Measuring the rightful application of patient-nurse confidentiality measures is highly important especially if other members of the society ought to be involved in the situation already. Protecting the right of the higher number of individuals that could be involved in the case should be the primary concern of the medical practitioners. When it comes to sharing the information to the people who could be involved, doctors and other medical practitioners should of course give warning to the patient first, at least giving him a chance to prepare as to how the individuals to whom the information would be disclosed to might react accordingly. The concept of applying deontological theory into nursing requires concentration on how the medical attendees of patients do provide close attention to how they adhere to their obligations towards their patients and their profession (Kimmelman, et al, 2009). In NBC’s ER: Betraying Trust or Providing Good Care episode, the emergence of conflict when the breach of contract on patient-nurse confidentiality was accomplished came into close-concern. Seeing how the medical practitioners handled the situation insisted on how important it is to give attention to such agreements between the nurse and patient especially in balancing out the effects of either keeping or disclosing the information presented by the patient (Appel, 2006)..
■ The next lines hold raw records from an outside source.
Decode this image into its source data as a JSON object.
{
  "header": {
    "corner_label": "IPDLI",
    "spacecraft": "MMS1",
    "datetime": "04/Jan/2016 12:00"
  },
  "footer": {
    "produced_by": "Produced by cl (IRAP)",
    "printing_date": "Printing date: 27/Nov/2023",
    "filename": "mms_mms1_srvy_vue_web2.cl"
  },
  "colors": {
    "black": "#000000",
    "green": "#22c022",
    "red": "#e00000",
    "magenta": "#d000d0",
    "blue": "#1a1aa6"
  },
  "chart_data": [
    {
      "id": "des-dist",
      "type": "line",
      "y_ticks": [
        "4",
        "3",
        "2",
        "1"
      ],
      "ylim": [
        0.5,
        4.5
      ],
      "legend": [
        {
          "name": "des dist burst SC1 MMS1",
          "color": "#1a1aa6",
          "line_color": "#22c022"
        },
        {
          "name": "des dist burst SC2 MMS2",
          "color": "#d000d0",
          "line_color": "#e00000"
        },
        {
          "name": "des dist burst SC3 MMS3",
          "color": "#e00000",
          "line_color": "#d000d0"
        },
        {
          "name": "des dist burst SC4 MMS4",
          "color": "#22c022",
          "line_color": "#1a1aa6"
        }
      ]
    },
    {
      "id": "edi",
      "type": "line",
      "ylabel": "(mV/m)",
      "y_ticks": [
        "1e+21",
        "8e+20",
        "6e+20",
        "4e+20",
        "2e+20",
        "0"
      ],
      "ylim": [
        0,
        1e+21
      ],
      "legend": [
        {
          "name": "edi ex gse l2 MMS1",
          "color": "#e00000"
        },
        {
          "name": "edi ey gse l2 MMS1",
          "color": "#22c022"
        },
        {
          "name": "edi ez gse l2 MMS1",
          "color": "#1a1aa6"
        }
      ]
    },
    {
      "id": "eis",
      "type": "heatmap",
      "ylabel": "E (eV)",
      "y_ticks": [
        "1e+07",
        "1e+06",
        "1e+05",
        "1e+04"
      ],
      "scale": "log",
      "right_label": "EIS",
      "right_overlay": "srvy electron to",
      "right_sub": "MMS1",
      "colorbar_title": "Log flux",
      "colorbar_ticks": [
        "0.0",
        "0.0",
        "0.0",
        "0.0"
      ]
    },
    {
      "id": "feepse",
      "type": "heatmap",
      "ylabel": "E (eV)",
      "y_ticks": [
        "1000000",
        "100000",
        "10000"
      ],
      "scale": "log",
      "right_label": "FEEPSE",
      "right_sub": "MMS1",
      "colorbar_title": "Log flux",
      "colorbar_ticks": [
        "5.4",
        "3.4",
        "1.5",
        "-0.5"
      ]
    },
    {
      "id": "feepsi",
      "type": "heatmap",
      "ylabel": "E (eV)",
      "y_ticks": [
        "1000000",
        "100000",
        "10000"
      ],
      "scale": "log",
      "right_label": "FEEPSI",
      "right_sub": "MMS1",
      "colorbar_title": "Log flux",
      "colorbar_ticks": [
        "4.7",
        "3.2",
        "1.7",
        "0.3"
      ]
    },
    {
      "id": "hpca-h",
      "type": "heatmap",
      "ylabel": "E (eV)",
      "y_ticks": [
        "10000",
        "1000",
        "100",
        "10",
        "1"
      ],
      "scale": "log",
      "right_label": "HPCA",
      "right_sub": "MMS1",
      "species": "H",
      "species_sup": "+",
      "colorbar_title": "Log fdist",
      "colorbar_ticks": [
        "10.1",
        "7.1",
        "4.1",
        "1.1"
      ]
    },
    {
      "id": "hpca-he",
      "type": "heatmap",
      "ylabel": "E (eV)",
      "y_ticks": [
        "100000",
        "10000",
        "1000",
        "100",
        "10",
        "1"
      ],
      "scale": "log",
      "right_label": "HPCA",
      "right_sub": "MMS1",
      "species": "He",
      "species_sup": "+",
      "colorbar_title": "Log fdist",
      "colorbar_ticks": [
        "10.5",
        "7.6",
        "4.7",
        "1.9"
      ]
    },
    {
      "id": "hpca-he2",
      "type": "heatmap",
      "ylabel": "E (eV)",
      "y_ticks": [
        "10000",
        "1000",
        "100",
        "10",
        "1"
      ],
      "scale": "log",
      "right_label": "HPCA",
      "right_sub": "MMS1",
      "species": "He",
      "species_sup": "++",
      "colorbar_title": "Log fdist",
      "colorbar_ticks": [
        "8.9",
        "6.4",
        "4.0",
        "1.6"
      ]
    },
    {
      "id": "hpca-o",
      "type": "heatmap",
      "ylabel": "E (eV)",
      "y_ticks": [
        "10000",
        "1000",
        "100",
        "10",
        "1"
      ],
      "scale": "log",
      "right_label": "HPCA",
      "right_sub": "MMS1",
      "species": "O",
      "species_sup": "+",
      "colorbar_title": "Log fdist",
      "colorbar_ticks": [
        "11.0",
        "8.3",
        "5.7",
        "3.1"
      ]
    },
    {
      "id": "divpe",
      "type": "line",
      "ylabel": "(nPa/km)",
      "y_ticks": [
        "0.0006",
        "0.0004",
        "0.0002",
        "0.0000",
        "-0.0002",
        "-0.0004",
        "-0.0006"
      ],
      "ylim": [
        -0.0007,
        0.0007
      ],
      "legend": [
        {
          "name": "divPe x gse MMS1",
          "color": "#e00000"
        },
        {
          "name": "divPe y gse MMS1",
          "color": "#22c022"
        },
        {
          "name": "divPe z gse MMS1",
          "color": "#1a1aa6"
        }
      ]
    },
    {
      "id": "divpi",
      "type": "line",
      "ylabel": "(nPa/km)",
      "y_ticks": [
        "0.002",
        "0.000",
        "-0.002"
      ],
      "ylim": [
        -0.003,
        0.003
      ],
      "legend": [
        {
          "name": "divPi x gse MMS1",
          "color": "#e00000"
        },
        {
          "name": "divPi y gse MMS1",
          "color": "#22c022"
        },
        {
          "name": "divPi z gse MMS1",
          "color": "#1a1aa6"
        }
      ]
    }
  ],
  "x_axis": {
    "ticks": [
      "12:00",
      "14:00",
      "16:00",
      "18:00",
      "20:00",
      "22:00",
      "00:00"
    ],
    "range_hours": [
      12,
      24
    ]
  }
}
It could be understood that somehow, the concept of establishing a common point of agreement between the patient and the doctor when it comes to disclosing particular confidential and complex information is necessary, especially if the case could involve more than one individual. Disclosing as much information as needed should be measured and agreed upon by the doctor and the patient so as to avoid any possible conflicts in the future. Practically, people have become more open to the idea of protecting the ones they love especially when the issue is relatively connected to the integrity of the health conditions of the people involved in the case. With this realization, the medical practitioners could impose on the need to make sure that information disclosed to them should be clear of distinct effects on the ways by which these data would not be in any way affective of the lives of others. When dangers are seen to spur from the current situation of the patient and sharing the information to concerned individuals would be the only way of determining the possible ways of defining the determinable source of containing the situation, medical practitioners ought to take action and create an agreement with the patient as to how such situations could be dealt with accordingly.

References

Appel, JM. Must My Doctor Tell My Partner? Rethinking Confidentiality In the HIV Era, Medicine and Health Rhode Island, Jun 2006

Tassano, Fabian. The Power of Life or Death: Medical Coercion and the Euthanasia Debate. Foreword by Thomas Szasz, MD. London: Duckworth, 1995. Oxford: Oxford Forum, 1999.

Kimmelman, J.; Weijer, C; Meslin, E (2009). “Helsinki discords: FDA, ethics, and international drug trials”. The Lancet 373 (9657): 13–4.